Comments varied between ‘unfunny’, ‘laborious’ and ‘unrelenting’ and outstanding praise for the author’s use of language that echoed the early literature of Ireland, his occasional beautiful prose and his playfulness on all important ideas on life, death and hell. The footnotes were found either “boring” or a “clever mockery of specialists” who spend their lives examining scientists’, in this case, mad, theories.
It was generally felt the publisher had done the book no favours and challenged the use of quotes from professional reviewers such as ‘hilarious’ and ‘satire’ to describe it. There were quite a few objections to Anthony Burgess’s statement that only “stupid fools’ would fail to cherish the work of Flann O’Brien”. While one reader “fell out of bed laughing” and another (listening to the audio version) “nearly crashed the car” – we agreed it is most definitely a ‘Marmite’ book.
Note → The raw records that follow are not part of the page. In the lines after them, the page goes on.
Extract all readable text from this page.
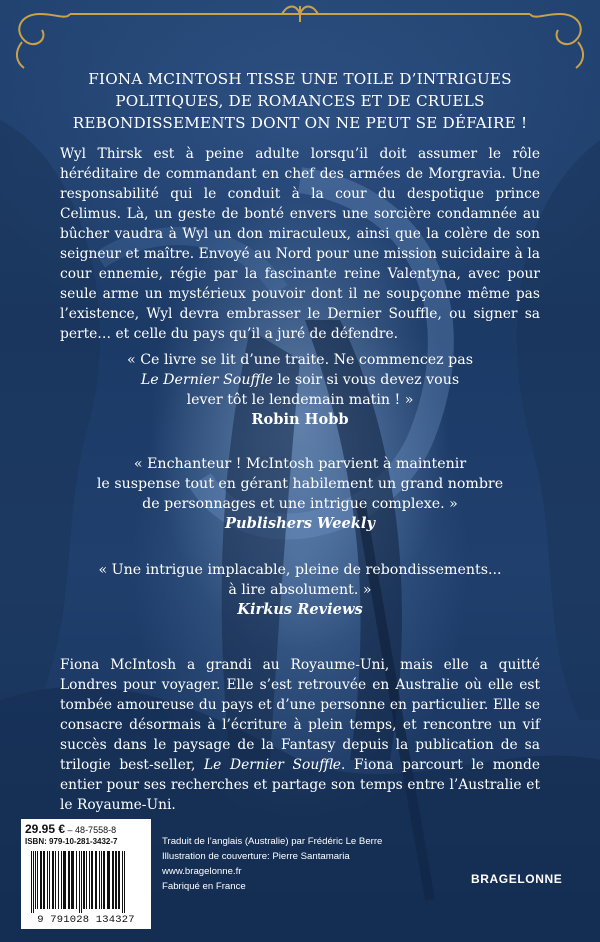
FIONA MCINTOSH TISSE UNE TOILE D’INTRIGUES
POLITIQUES, DE ROMANCES ET DE CRUELS
REBONDISSEMENTS DONT ON NE PEUT SE DÉFAIRE !
Wyl Thirsk est à peine adulte lorsqu’il doit assumer le rôle héréditaire de commandant en chef des armées de Morgravia. Une responsabilité qui le conduit à la cour du despotique prince Celimus. Là, un geste de bonté envers une sorcière condamnée au bûcher vaudra à Wyl un don miraculeux, ainsi que la colère de son seigneur et maître. Envoyé au Nord pour une mission suicidaire à la cour ennemie, régie par la fascinante reine Valentyna, avec pour seule arme un mystérieux pouvoir dont il ne soupçonne même pas l’existence, Wyl devra embrasser le Dernier Souffle, ou signer sa perte… et celle du pays qu’il a juré de défendre.
« Ce livre se lit d’une traite. Ne commencez pas
Le Dernier Souffle le soir si vous devez vous
lever tôt le lendemain matin ! »
Robin Hobb
« Enchanteur ! McIntosh parvient à maintenir
le suspense tout en gérant habilement un grand nombre
de personnages et une intrigue complexe. »
Publishers Weekly
« Une intrigue implacable, pleine de rebondissements...
à lire absolument. »
Kirkus Reviews
Fiona McIntosh a grandi au Royaume-Uni, mais elle a quitté Londres pour voyager. Elle s’est retrouvée en Australie où elle est tombée amoureuse du pays et d’une personne en particulier. Elle se consacre désormais à l’écriture à plein temps, et rencontre un vif succès dans le paysage de la Fantasy depuis la publication de sa trilogie best-seller, Le Dernier Souffle. Fiona parcourt le monde entier pour ses recherches et partage son temps entre l’Australie et le Royaume-Uni.
29.95 € – 48-7558-8
ISBN: 979-10-281-3432-7
9 791028 134327
Traduit de l’anglais (Australie) par Frédéric Le Berre
Illustration de couverture: Pierre Santamaria
www.bragelonne.fr
Fabriqué en France
BRAGELONNE
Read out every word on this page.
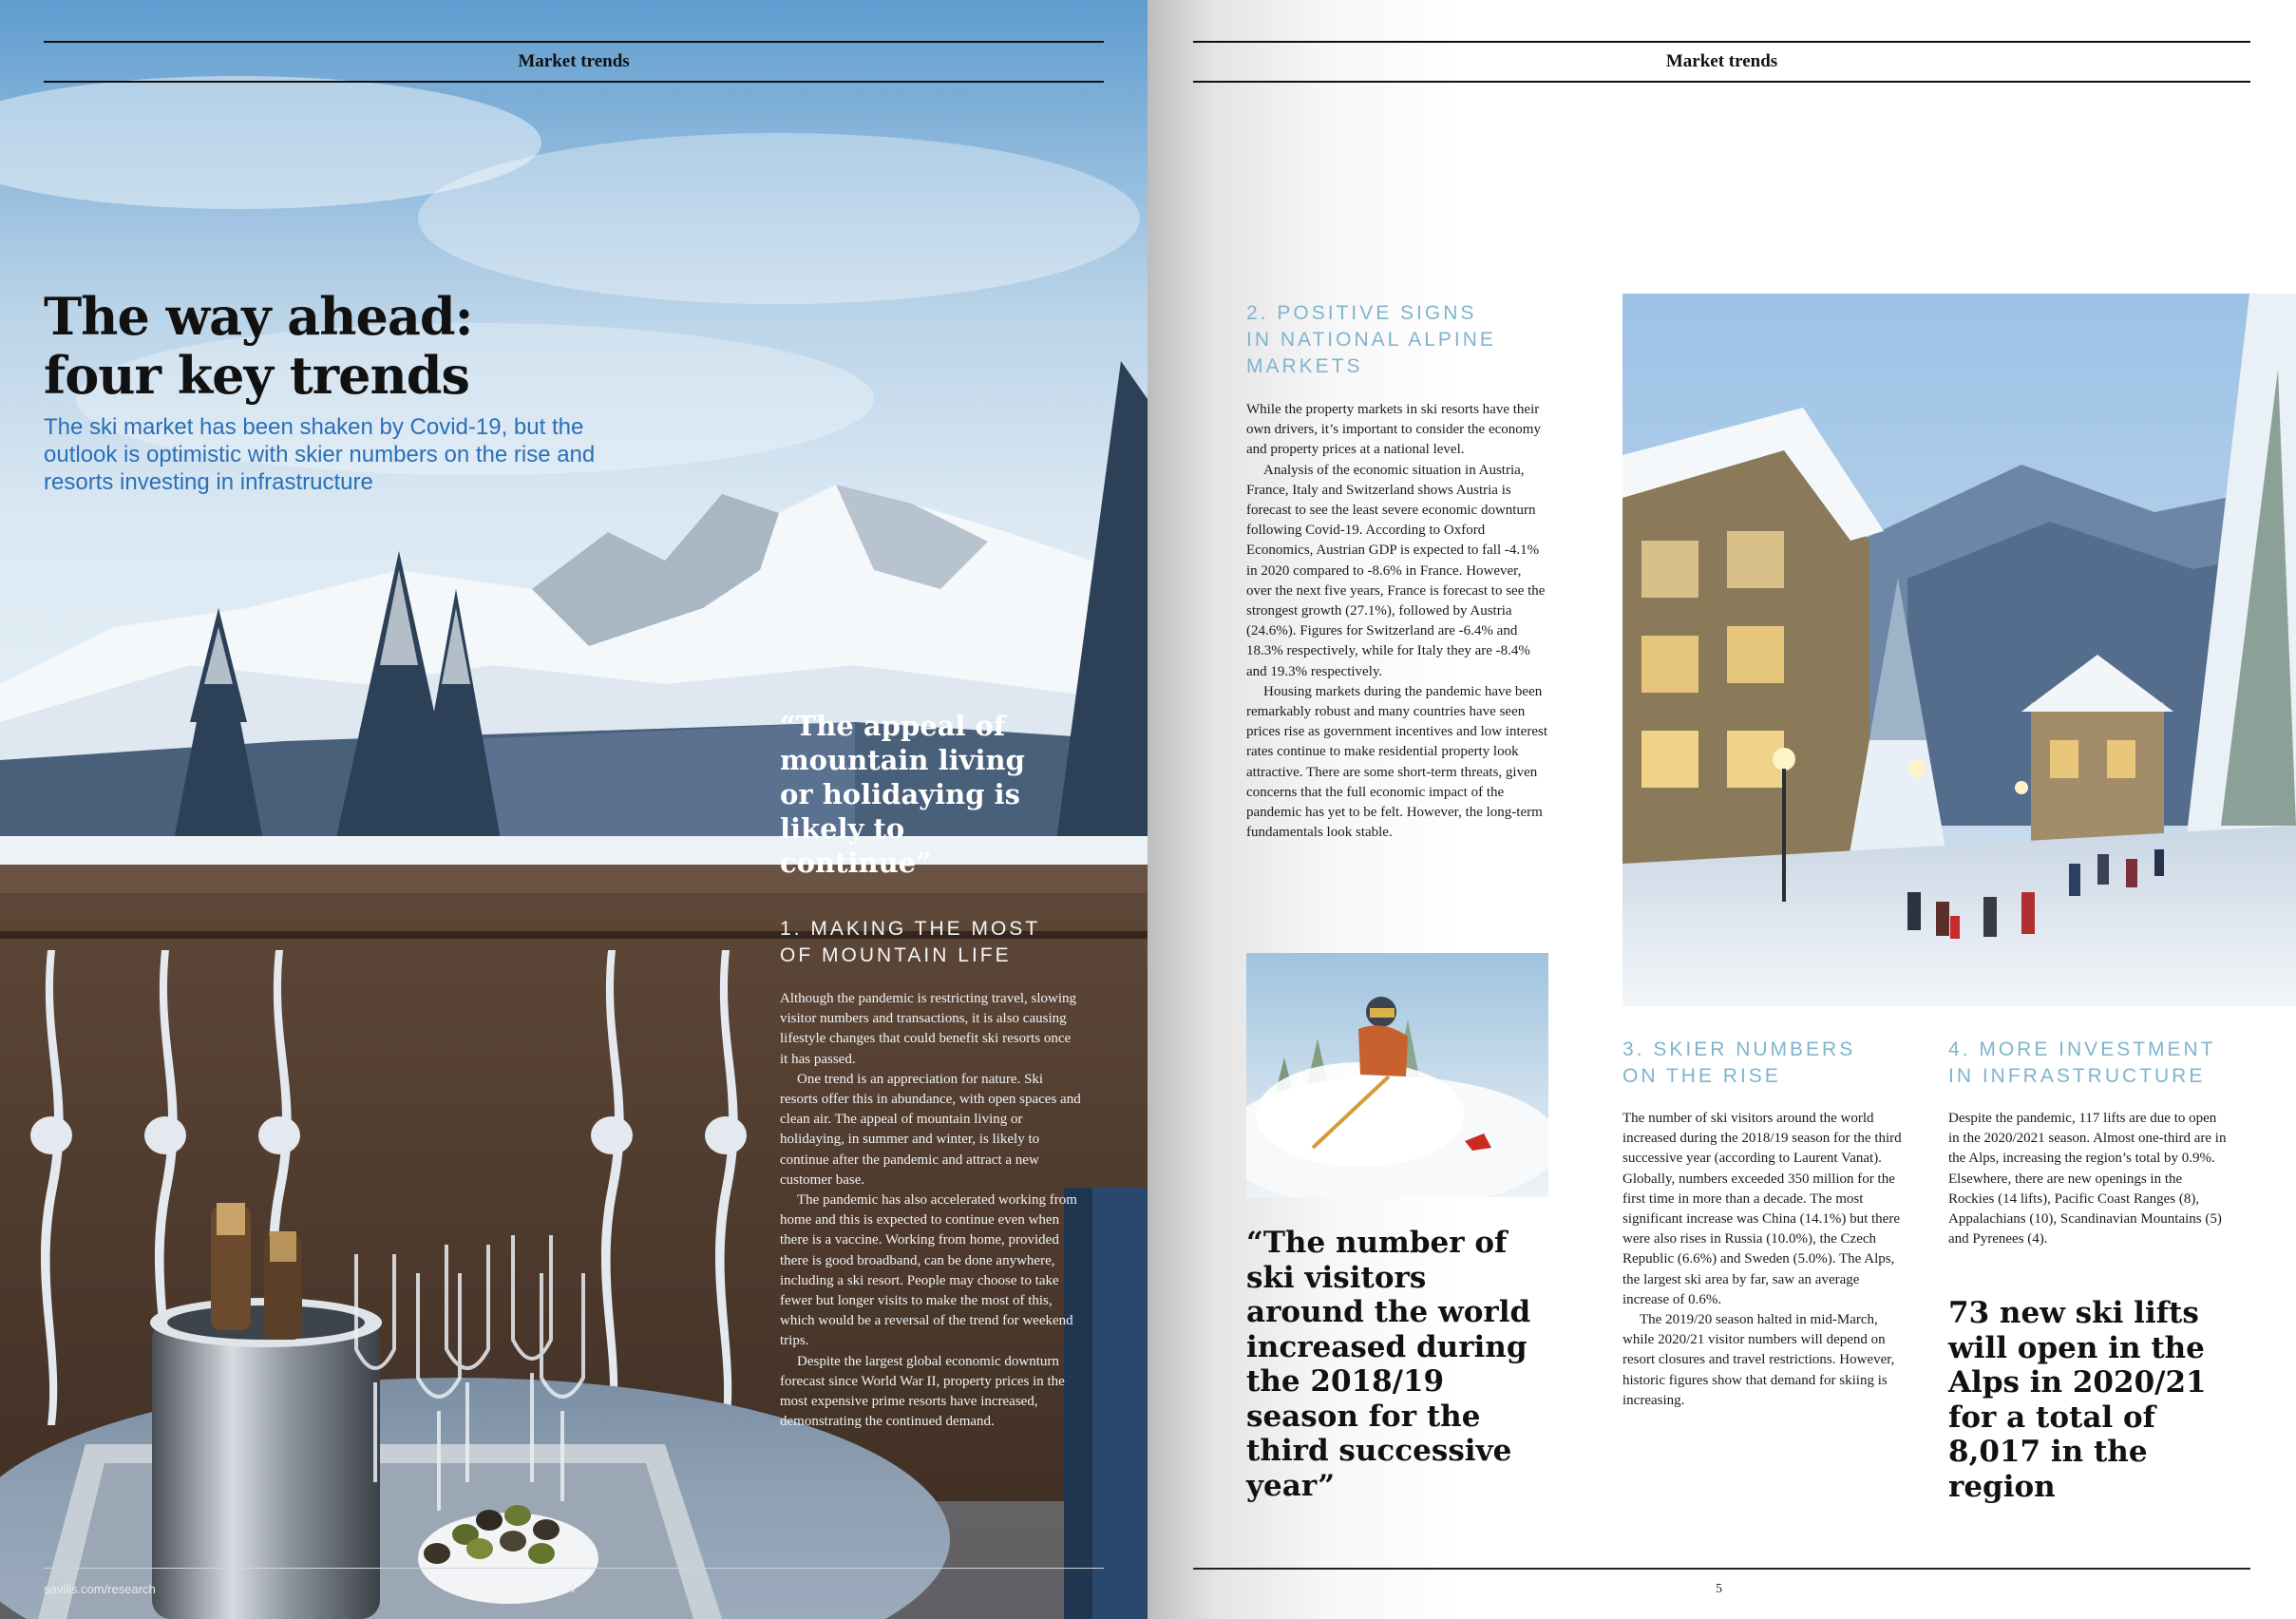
Market trends
The way ahead:
four key trends
The ski market has been shaken by Covid-19, but the outlook is optimistic with skier numbers on the rise and resorts investing in infrastructure
“The appeal of mountain living or holidaying is likely to continue”
1. MAKING THE MOST
OF MOUNTAIN LIFE

Although the pandemic is restricting travel, slowing visitor numbers and transactions, it is also causing lifestyle changes that could benefit ski resorts once it has passed.

One trend is an appreciation for nature. Ski resorts offer this in abundance, with open spaces and clean air. The appeal of mountain living or holidaying, in summer and winter, is likely to continue after the pandemic and attract a new customer base.

The pandemic has also accelerated working from home and this is expected to continue even when there is a vaccine. Working from home, provided there is good broadband, can be done anywhere, including a ski resort. People may choose to take fewer but longer visits to make the most of this, which would be a reversal of the trend for weekend trips.

Despite the largest global economic downturn forecast since World War II, property prices in the most expensive prime resorts have increased, demonstrating the continued demand.

savills.com/research	4
Market trends
2. POSITIVE SIGNS
IN NATIONAL ALPINE
MARKETS

While the property markets in ski resorts have their own drivers, it’s important to consider the economy and property prices at a national level.

Analysis of the economic situation in Austria, France, Italy and Switzerland shows Austria is forecast to see the least severe economic downturn following Covid-19. According to Oxford Economics, Austrian GDP is expected to fall -4.1% in 2020 compared to -8.6% in France. However, over the next five years, France is forecast to see the strongest growth (27.1%), followed by Austria (24.6%). Figures for Switzerland are -6.4% and 18.3% respectively, while for Italy they are -8.4% and 19.3% respectively.

Housing markets during the pandemic have been remarkably robust and many countries have seen prices rise as government incentives and low interest rates continue to make residential property look attractive. There are some short-term threats, given concerns that the full economic impact of the pandemic has yet to be felt. However, the long-term fundamentals look stable.

“The number of ski visitors around the world increased during the 2018/19 season for the third successive year”
3. SKIER NUMBERS
ON THE RISE

The number of ski visitors around the world increased during the 2018/19 season for the third successive year (according to Laurent Vanat). Globally, numbers exceeded 350 million for the first time in more than a decade. The most significant increase was China (14.1%) but there were also rises in Russia (10.0%), the Czech Republic (6.6%) and Sweden (5.0%). The Alps, the largest ski area by far, saw an average increase of 0.6%.

The 2019/20 season halted in mid-March, while 2020/21 visitor numbers will depend on resort closures and travel restrictions. However, historic figures show that demand for skiing is increasing.

4. MORE INVESTMENT
IN INFRASTRUCTURE

Despite the pandemic, 117 lifts are due to open in the 2020/2021 season. Almost one-third are in the Alps, increasing the region’s total by 0.9%. Elsewhere, there are new openings in the Rockies (14 lifts), Pacific Coast Ranges (8), Appalachians (10), Scandinavian Mountains (5) and Pyrenees (4).

73 new ski lifts will open in the Alps in 2020/21 for a total of 8,017 in the region
5
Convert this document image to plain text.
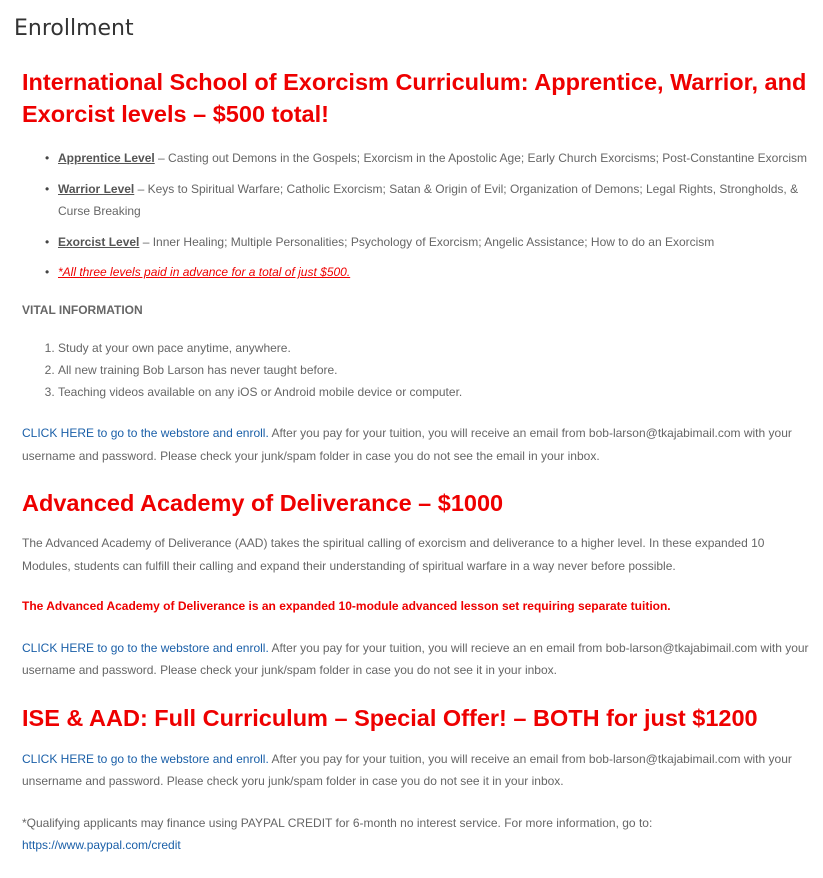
Enrollment
International School of Exorcism Curriculum: Apprentice, Warrior, and Exorcist levels – $500 total!
• Apprentice Level – Casting out Demons in the Gospels; Exorcism in the Apostolic Age; Early Church Exorcisms; Post-Constantine Exorcism
• Warrior Level – Keys to Spiritual Warfare; Catholic Exorcism; Satan & Origin of Evil; Organization of Demons; Legal Rights, Strongholds, & Curse Breaking
• Exorcist Level – Inner Healing; Multiple Personalities; Psychology of Exorcism; Angelic Assistance; How to do an Exorcism
• *All three levels paid in advance for a total of just $500.
VITAL INFORMATION
1. Study at your own pace anytime, anywhere.
2. All new training Bob Larson has never taught before.
3. Teaching videos available on any iOS or Android mobile device or computer.

CLICK HERE to go to the webstore and enroll. After you pay for your tuition, you will receive an email from bob-larson@tkajabimail.com with your username and password. Please check your junk/spam folder in case you do not see the email in your inbox.

Advanced Academy of Deliverance – $1000

The Advanced Academy of Deliverance (AAD) takes the spiritual calling of exorcism and deliverance to a higher level. In these expanded 10 Modules, students can fulfill their calling and expand their understanding of spiritual warfare in a way never before possible.

The Advanced Academy of Deliverance is an expanded 10-module advanced lesson set requiring separate tuition.

CLICK HERE to go to the webstore and enroll. After you pay for your tuition, you will recieve an en email from bob-larson@tkajabimail.com with your username and password. Please check your junk/spam folder in case you do not see it in your inbox.

ISE & AAD: Full Curriculum – Special Offer! – BOTH for just $1200

CLICK HERE to go to the webstore and enroll. After you pay for your tuition, you will receive an email from bob-larson@tkajabimail.com with your unsername and password. Please check yoru junk/spam folder in case you do not see it in your inbox.

*Qualifying applicants may finance using PAYPAL CREDIT for 6-month no interest service. For more information, go to:
https://www.paypal.com/credit
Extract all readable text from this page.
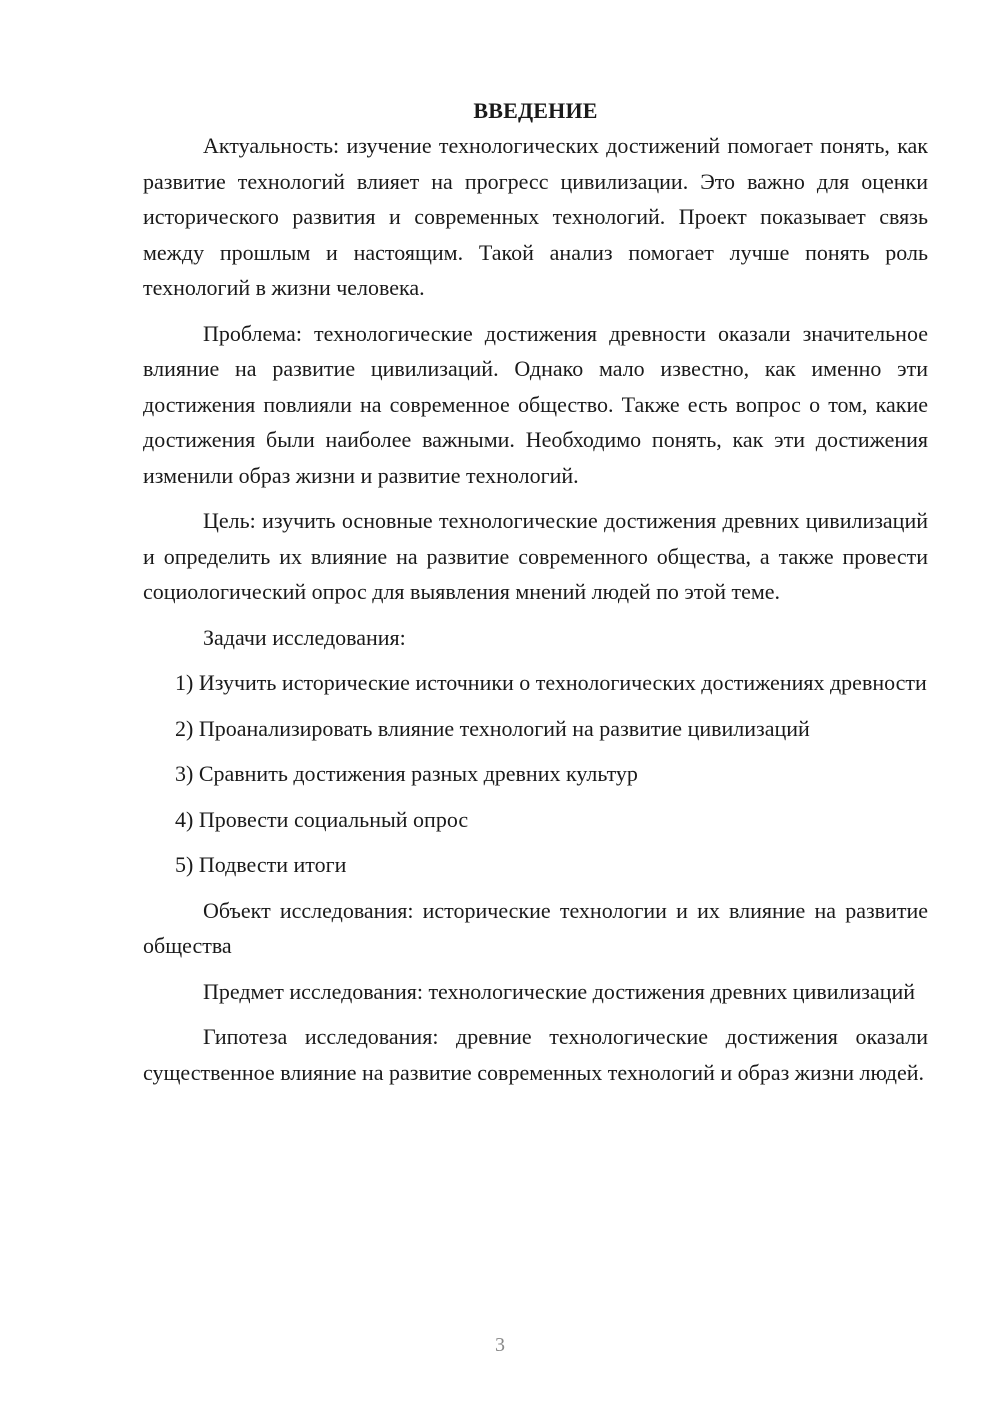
ВВЕДЕНИЕ

Актуальность: изучение технологических достижений помогает понять, как развитие технологий влияет на прогресс цивилизации. Это важно для оценки исторического развития и современных технологий. Проект показывает связь между прошлым и настоящим. Такой анализ помогает лучше понять роль технологий в жизни человека.

Проблема: технологические достижения древности оказали значительное влияние на развитие цивилизаций. Однако мало известно, как именно эти достижения повлияли на современное общество. Также есть вопрос о том, какие достижения были наиболее важными. Необходимо понять, как эти достижения изменили образ жизни и развитие технологий.

Цель: изучить основные технологические достижения древних цивилизаций и определить их влияние на развитие современного общества, а также провести социологический опрос для выявления мнений людей по этой теме.

Задачи исследования:

1) Изучить исторические источники о технологических достижениях древности

2) Проанализировать влияние технологий на развитие цивилизаций

3) Сравнить достижения разных древних культур

4) Провести социальный опрос

5) Подвести итоги

Объект исследования: исторические технологии и их влияние на развитие общества

Предмет исследования: технологические достижения древних цивилизаций

Гипотеза исследования: древние технологические достижения оказали существенное влияние на развитие современных технологий и образ жизни людей.

3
Our July book ‘Other Minds – the Octopus and the Evolution of Intelligent Life’ by Peter Godfrey-Smith prompted a vigorous and wide-ranging discussion. What is it like to be an octopus? Someone thought that after reading the book it would be difficult to cook and eat one: “I became very fond of the octopus”.
The author wrote “One of the classic problems of my discipline – philosophy – is the relationship between mind and matter … and I want to make progress on that problem, vast as it is, in this book.”
Opinions varied on how successful he was. Some of us thought the book was not scientific enough and lacked a coherent structure. A glossary of terms would have been helpful.
It was suggested naughtily that the book had been written “in the style of an octopus”, with the tentacles reaching out in all directions for material. On the other hand some saw considerable merit in the descriptive passages in the book and the relaxed anecdotal style.
There was however general agreement that the level of insight into the mind–body distinction, whether or not it was helpful to make such a distinction, was inadequate. Questions about the scope of human intelligence, and subjective and objective reality were insufficiently explored it was thought.
Scores on the ‘would you recommend this book to a friend’ index ranged from 0 to 8 with an average of 6.5.
We Humanists might all agree with the author’s final sentence “when you dive into the sea, you are diving into the origins of us all.”
On 21st August we will discuss Penelope Fitzgerald’s ‘The Golden Child’.
A deft comedy of manners with a classic mystery set partly in London’s most refined institution—the museum. At just 189 pages it is a perfect read for the summer month.
For those interested in Penelope Fitzgerald we can recommend Hermione Lee’s ‘Penelope Fitzgerald – A Life’.
Fitzgerald started writing at the age of 60 and just a handful of critics and fellow writers, notably Frank Kermode, Victoria Glendinning and Julian Barnes, understood her gifts. Even to herself, she was the outsider. When in 1979, against the odds, she snatched the Booker prize from the favourite, VS Naipaul, she had a lot of fun with the literary press who cast her as a dotty old lady with ruddy cheeks. She said she would use the prize money “to buy an iron and a typewriter”. In 1999 Fitzgerald was awarded the Golden PEN Award by English PEN for “a Lifetime’s Distinguished Service to Literature”.